El fútbol es un mundo aparte, con leyes propias, irregularidades normales y acciones incomprensibles que nadie que circula por sus territorios, pretende entender. Por ejemplo, en el mundo real, cualquier persona que salga a la calle a manifestarse puede ser reprimida por la policía con el aval de la autoridad. En el Planeta Fútbol, las barras bravas no sólo entran libremente a los estadios a pesar de que existe una ley que los debería tener a casi todos en un centro de reclusión, sino que son amparados por dirigentes con los que mantienen una extraña relación de dependencia utilitaria mutua.
En el Planeta Fútbol los representantes de los clubes crean estatutos que ellos mismo después no cumplen y como son juez y parte, nadie dice nada. ¿Otro ejemplo? Un equipo X violó un punto del reglamento, el castigo era claro: plata y puntos; sólo se pagó en pesos y el resto de los clubes no reclamó.
En el Planeta Fútbol la esclavitud está encubierta, pero es permitida. Con la excusa de un contrato (muchas veces millonario), se puede retener a un jugador y obligarlo a jugar por un equipo sin que se tome en cuenta su voluntad.
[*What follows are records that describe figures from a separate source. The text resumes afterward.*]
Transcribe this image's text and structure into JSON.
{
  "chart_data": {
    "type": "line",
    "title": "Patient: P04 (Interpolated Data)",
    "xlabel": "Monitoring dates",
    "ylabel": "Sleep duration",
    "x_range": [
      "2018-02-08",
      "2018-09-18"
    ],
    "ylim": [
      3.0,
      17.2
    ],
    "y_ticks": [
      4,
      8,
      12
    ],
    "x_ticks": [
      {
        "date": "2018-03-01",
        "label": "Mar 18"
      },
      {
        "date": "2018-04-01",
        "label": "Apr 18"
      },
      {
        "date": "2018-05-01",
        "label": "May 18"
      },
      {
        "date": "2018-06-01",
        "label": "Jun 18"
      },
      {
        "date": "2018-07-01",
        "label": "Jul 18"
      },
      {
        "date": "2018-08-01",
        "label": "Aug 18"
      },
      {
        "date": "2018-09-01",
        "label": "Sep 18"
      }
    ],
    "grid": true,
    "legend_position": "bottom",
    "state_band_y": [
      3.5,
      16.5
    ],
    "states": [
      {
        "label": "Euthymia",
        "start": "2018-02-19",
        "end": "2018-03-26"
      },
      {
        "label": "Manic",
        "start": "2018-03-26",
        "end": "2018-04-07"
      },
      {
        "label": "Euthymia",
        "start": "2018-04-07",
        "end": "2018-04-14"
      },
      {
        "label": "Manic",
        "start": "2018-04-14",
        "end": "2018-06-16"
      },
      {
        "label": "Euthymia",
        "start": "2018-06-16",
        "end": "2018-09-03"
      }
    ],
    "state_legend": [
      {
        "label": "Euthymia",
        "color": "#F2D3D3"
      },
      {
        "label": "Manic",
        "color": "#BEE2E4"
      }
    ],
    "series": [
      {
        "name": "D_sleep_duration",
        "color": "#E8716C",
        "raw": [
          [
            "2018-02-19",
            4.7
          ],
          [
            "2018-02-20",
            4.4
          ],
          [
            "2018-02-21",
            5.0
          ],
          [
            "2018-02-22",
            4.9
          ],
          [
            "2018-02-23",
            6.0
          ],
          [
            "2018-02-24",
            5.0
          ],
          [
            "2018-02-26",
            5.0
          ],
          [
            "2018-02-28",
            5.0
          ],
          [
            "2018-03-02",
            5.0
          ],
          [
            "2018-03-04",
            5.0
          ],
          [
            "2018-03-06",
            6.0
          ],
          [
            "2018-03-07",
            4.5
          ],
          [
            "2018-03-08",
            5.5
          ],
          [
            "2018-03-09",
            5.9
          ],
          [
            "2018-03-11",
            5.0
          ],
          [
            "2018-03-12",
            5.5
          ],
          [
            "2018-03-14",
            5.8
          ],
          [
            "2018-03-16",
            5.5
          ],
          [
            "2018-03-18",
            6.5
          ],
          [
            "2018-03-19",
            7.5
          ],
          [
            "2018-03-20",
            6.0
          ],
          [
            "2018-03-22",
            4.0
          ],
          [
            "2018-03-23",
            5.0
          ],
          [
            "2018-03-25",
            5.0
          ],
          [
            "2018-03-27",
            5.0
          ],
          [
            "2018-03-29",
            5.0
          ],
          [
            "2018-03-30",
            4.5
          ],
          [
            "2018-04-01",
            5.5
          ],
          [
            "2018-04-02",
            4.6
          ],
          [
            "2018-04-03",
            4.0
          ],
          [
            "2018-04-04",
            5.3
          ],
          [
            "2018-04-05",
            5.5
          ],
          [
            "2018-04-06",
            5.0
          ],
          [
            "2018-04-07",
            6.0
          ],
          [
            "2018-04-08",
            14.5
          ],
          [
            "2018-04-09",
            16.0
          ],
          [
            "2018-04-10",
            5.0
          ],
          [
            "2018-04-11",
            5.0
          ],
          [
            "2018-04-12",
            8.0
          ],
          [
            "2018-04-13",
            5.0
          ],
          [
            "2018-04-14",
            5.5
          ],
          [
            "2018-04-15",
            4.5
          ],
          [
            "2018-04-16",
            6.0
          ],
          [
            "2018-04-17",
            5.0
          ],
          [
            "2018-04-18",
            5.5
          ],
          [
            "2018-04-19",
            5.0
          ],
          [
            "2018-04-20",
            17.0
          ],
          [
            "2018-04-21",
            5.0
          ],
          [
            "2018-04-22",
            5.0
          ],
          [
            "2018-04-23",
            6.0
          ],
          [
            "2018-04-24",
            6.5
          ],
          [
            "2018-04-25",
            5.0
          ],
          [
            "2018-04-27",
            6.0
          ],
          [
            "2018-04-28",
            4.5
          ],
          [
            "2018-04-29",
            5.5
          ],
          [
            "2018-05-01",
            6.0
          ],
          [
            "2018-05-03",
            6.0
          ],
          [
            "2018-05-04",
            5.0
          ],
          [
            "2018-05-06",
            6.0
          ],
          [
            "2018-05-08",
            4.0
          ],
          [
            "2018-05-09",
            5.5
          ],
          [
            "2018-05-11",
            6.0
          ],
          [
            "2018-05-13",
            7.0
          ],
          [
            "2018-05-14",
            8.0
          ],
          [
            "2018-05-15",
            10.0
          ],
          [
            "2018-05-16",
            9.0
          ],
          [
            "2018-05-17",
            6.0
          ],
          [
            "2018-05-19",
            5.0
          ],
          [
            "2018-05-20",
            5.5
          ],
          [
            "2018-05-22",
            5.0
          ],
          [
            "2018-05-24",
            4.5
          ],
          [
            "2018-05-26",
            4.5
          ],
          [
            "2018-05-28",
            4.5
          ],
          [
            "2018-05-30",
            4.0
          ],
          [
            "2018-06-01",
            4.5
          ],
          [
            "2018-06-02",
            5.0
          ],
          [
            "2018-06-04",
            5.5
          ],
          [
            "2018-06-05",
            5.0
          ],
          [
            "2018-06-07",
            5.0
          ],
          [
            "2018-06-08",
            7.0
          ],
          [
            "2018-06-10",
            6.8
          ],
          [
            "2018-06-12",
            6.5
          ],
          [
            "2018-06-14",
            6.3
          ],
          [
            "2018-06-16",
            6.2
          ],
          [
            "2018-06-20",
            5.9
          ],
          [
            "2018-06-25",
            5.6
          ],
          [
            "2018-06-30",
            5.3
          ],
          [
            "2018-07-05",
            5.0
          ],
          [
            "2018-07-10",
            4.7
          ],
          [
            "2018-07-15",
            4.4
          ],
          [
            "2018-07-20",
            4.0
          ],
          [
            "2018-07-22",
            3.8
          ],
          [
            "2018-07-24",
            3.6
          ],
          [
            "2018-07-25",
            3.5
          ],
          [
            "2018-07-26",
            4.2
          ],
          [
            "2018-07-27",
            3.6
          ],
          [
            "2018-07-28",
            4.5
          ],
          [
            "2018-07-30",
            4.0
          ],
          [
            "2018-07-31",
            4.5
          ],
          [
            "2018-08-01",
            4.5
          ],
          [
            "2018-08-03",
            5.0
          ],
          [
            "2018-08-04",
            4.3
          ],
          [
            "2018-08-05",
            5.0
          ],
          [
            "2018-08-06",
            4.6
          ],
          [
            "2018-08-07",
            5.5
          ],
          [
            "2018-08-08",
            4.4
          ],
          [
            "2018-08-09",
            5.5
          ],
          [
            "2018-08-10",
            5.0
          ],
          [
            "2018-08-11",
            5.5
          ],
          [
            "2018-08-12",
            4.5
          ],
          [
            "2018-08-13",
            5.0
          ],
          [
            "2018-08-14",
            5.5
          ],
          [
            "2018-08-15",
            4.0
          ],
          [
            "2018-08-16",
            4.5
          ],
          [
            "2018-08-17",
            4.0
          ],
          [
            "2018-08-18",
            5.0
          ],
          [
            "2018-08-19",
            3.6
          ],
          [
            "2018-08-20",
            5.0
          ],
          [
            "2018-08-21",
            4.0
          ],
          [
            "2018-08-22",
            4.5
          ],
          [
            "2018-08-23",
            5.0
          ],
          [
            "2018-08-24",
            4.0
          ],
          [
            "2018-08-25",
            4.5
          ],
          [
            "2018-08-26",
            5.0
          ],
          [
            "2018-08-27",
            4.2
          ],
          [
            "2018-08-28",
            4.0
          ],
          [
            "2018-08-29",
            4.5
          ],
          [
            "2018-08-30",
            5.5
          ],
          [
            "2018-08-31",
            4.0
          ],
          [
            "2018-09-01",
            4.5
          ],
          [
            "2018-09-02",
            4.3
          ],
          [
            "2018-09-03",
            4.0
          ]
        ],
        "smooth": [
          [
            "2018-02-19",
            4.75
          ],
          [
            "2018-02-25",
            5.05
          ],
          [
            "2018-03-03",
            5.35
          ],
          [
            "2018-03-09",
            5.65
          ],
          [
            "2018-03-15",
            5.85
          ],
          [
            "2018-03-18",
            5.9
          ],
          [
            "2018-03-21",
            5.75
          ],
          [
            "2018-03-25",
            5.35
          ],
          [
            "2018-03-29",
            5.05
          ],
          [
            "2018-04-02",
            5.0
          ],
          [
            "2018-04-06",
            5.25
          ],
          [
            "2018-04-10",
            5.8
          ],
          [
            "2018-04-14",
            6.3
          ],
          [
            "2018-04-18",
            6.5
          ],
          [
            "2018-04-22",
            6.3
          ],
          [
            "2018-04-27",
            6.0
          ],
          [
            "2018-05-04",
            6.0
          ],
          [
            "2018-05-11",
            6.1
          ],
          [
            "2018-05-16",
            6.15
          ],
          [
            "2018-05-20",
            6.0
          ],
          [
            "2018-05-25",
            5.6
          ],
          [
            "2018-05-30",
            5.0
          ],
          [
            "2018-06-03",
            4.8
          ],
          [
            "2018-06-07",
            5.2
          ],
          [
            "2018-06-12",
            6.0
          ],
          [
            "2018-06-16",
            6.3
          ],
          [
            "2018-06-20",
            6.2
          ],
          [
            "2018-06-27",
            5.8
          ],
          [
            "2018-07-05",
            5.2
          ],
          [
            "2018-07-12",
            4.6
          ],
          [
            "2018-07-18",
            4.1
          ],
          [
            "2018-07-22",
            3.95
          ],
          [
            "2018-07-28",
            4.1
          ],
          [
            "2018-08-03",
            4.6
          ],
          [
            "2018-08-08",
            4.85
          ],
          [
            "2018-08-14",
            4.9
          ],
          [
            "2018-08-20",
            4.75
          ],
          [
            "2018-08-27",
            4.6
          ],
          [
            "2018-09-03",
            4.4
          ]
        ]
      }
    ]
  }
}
Aunque él renuncie, siempre va a existir una cláusula (que sólo las autoridades de este extraño planeta entienden), que va a dejar al jugador en la más absoluta sumisión y después, será la hinchada la que se encargará de torturarlo mientras esté en la cancha y como la Ley de Violencia en los Estadios no se cumple, si quieren, pueden esperarlo afuera del camarín después de los partidos, insultarlo hasta que llegue a su auto, que ojo, también puede ser blanco de las iras de la hinchada.
En el Planeta Fútbol, los jueces interpretan las leyes arbitrariamente y a su antojo. Todo pasa “según el cristal con que se mire” y así está permitido porque como si fuera el juego de la Ruleta Rusa, a cualquiera le puede tocar, así que lo mejor es reclamar, pero poquito. ¿Un tercer ejemplo? Al asistente de un juez se le cayó el banderín, al agacharse a recogerlo, no vio que un jugador incurría en una falta que advirtió todo el estadio, menos los que impartían justicia. Finalmente, este “accidente” permitió que uno de los dos equipos se llevara lo que en este particular mundo se llama “puntos de oro”.
Sólo en el Planeta Fútbol los participantes son juzgados por sus faltas dependiendo de la jerarquía y utilidad que prestan al sistema. Es decir, si un jugador es muy bueno, puede cometer actos de indisciplina una y mil veces, total, con un castigo que se cumple a medias, todos quedan conformes. Por el contrario, si un futbolista no es tan talentoso, puede sufrir las penas del infierno y no hay abogado que lo salve.
El Planeta Fútbol tiene un canal que administra y transmite los partidos. Una especie de concesión que limita el acceso a los que pagan. Curiosamente, los dueños no son las autoridades del Planeta Fútbol, sino que pertenece a un particular que tuvo el ojo –que otros no- para ver el excelente negocio que es este maravilloso deporte. Y para los que dudan, para el 2012, el canal proyecta ganancias superiores a los US$40 millones que se repartirán de forma desigual a los clubes.
Por último, en el Planeta Fútbol se deja ir a un entrenador en medio de un proceso que se proyectaba como exitoso. En el Planeta Fútbol el mejor arquero del campeonato (y uno de los mejores del orbe, pero como se trata de otro mundo, este ranking no vale) no está en la selección nacional.
¡Es bien raro este planeta! Y todos sabemos como es y cómo funciona, pero igual nos tiene pendientes, a la espera que comience el campeonato… ¿o no?